E-Edition

Landfill grapples with injured worker, massive trash fire

Fire crews, working side-by-side with a pair of front-end loaders like the one pictured here, contained a serious fire at the landfill earlier this month. Local excavator Mike Madsen operated one of the loaders during the fire suppression efforts; only a week before he used a track hoe’s bucket to scoop an injured landfill worker out of a deep pit after the worker had rolled into the pit while operating another front-end loader.

 

Landfill grapples with injured worker, massive trash fire

 

Robert Stevens

Managing editor

6-15-2017

 

MAYFIELD—Catastrophe was averted twice in one week at the White Hills landfill last month, both times with the help of local excavator Mike Madsen.

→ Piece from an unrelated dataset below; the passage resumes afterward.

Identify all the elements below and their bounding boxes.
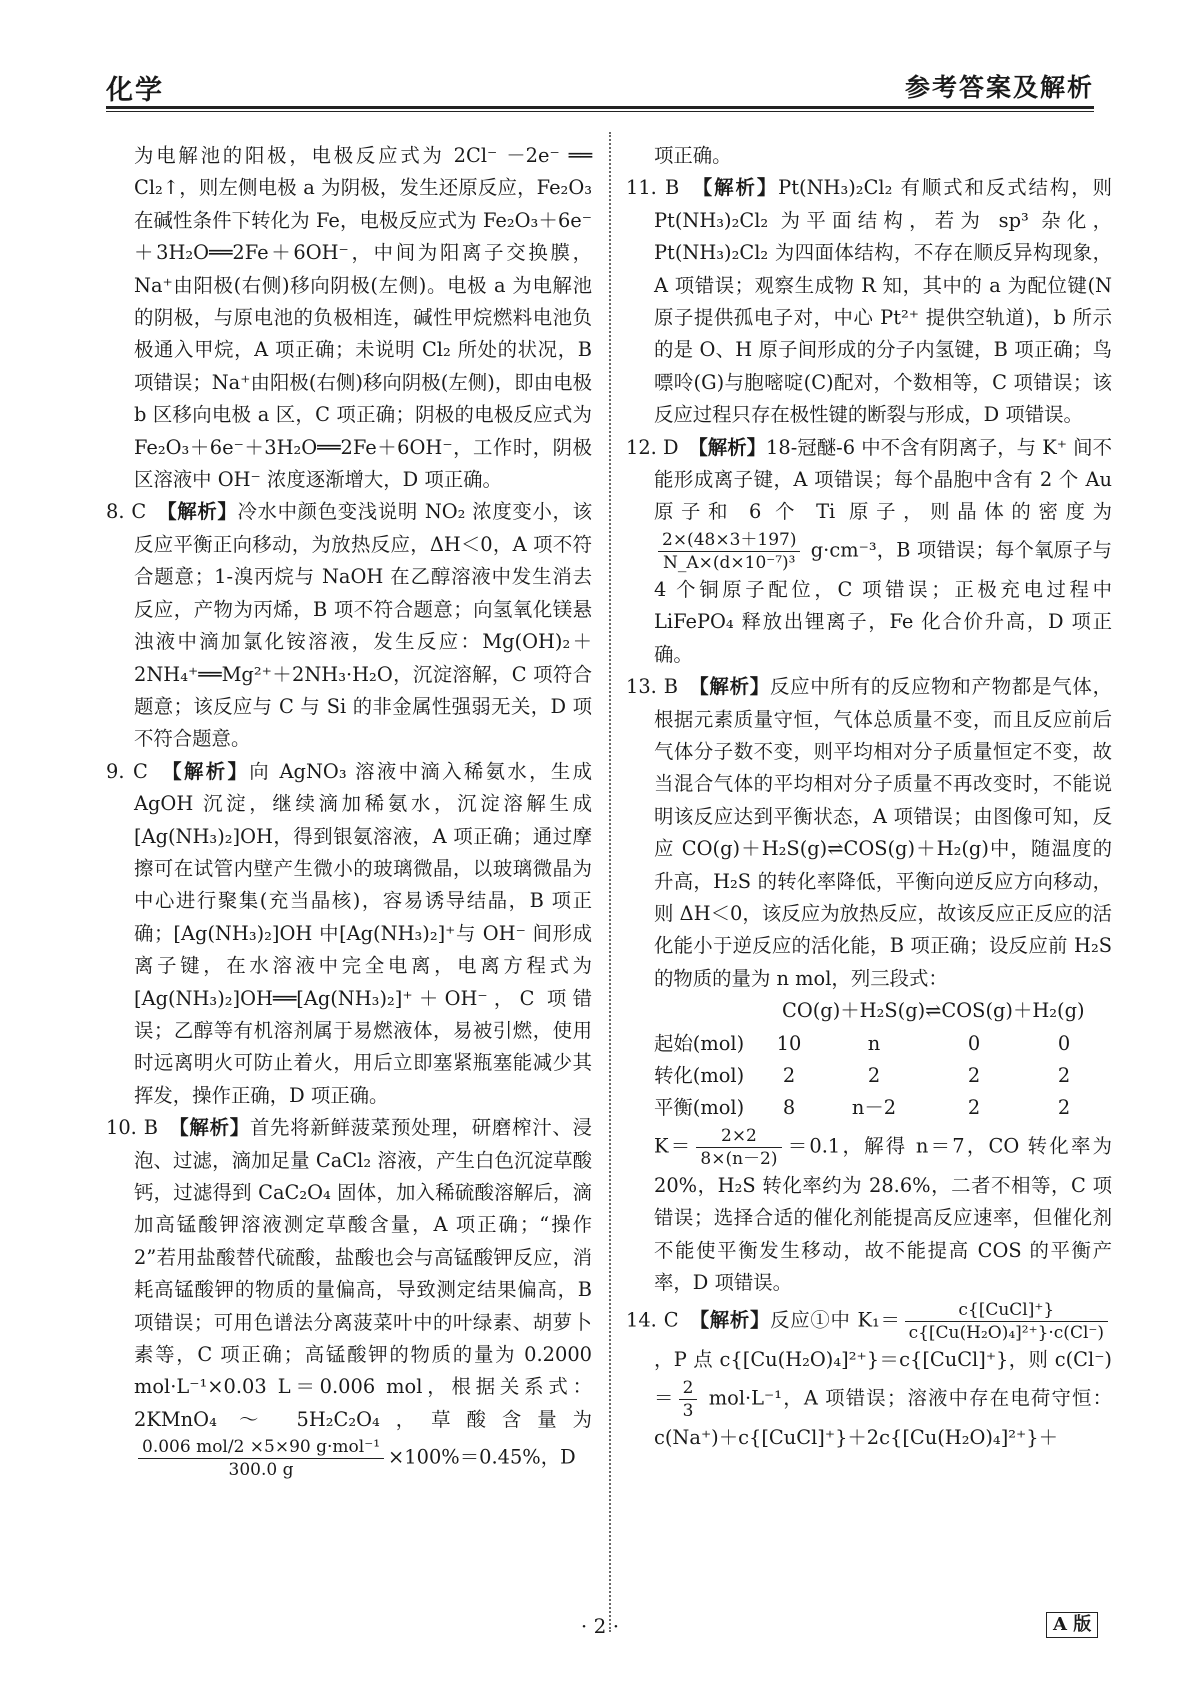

The first incident was Tuesday, May 23, when longtime landfill worker Gil Burningham backed a front-end loader into a deep pit.

“We think one sides of the pit was soft,” said landfill gate-scale keeper Ronda Adair. “He backed up to it in the loader, and the whole thing went in.”

A worker called 911, while rescuers went into the pit to check on Burningham. But Adair says the pit was too deep, steep and soft for them to carry Burningham out.

That’s when Madsen was called. He happened to be working nearby. Madsen scooped up the injured worker in his track hoe bucket.  “They got him in the bucket, and Mike lifted him right out,” Adair said.

An ambulance transported Burningham to Gunnison Valley Hospital, and from there to Utah Valley Hospital where he was admitted to the ICU for treatment of concussion, brain hemorrhage and a broken shoulder. Burningham is home now recovering.

A week later, Madsen again proved to be invaluable when a garbage fire flared up in the middle of the night on June 1.

Adair says the fire ignited in the early morning hours, and firefighters from the Gunnison Valley Fire Department had to break open the gate lock to get in.

“Trash fires can get real bad,” said Adair. “This was one of the biggest I have a seen here.”

Trash fires happen from “internal combustion,” a thermal reaction caused by the breakdown of refuse as it decomposes.

Landfill staff again called in Madsen, who worked the fire with his loader alongside another one brought in by landfill operator Larry Hansen.

Adair says it took them and fire crews a couple of days to fully contain the blaze. Charred remnants were still visible Tuesday.

At one point, one of the loaders itself caught on fire, probably from burning oil, says Adair.

For part of one day as fire crews, Madsen and landfill staff worked to put out the fire, Adair says a small stormfront came in, and the rain on the burning trash caused the landfill to be covered in a nasty smoke.

“It smelled like burning trash and smoke for the whole day it rained,” Adair said.

Charred, smoking bits of refuse still remain on Tuesday, June 13, left over from an internal-combustion trash fire that broke out at the White Hills Landfill on June 1, and which took fire crews and two front-end loaders several days to contain.